Proponents of salvaging a defeated Suffolk Downs casino by relocating the proposal entirely in Revere insisted Thursday before the state gambling commission that the project can be moved without needing a new referendum.
Revere voters approved a Suffolk Downs casino Nov. 5, the same day voters in East Boston rejected the proposal, throwing the future of the project into doubt. Original plans called for all of the construction to take place in East Boston.
Suffolk Downs’ strategy to stay alive in the fight for the sole Greater Boston resort casino license is to shift the proposal entirely into Revere, separate the casino from the racetrack, and — critically — convince the commission that the positive Revere vote two weeks ago remains valid for a new proposal.
Suffolk Downs must make the Revere vote stick because, under state law and commission deadlines, there is not enough time to hold another vote and the commission has been reluctant to extend its deadlines.

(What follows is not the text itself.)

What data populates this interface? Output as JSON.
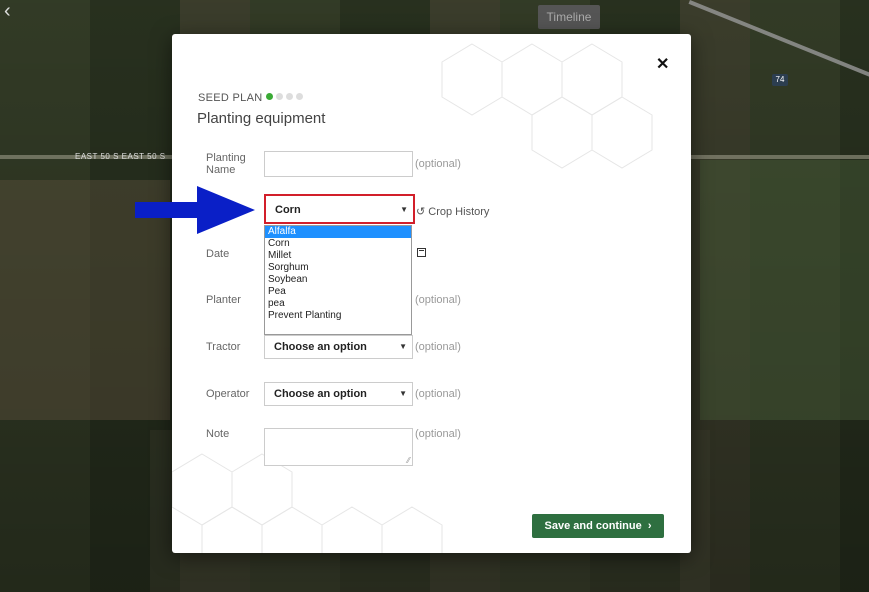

Revere Mayor Dan Rizzo told commissioners that the host agreement the city signed with the developers anticipates future development in Revere, and includes language allowing the deal to be reopened and renegotiated. An all-Revere casino probably would be more popular in the city than the original East Boston plan, Rizzo said.
On the other side of the issue, representatives of No Eastie Casino, the citizens group that led opposition to the project in East Boston, told commissioners that state law clearly forbids a casino applicant that loses a vote to immediately go forward with a new proposal. Opponents also noted that the Revere host agreement with Suffolk Downs states that no construction was planned in Revere, so the city’s voters could not have reasonably foreseen that the project could wind up entirely in their community.
Members of the commission, who typically like to move slowly on big decisions, decided Thursday to further study the host agreement, ballot question and relevant law, and then talk again about how to proceed.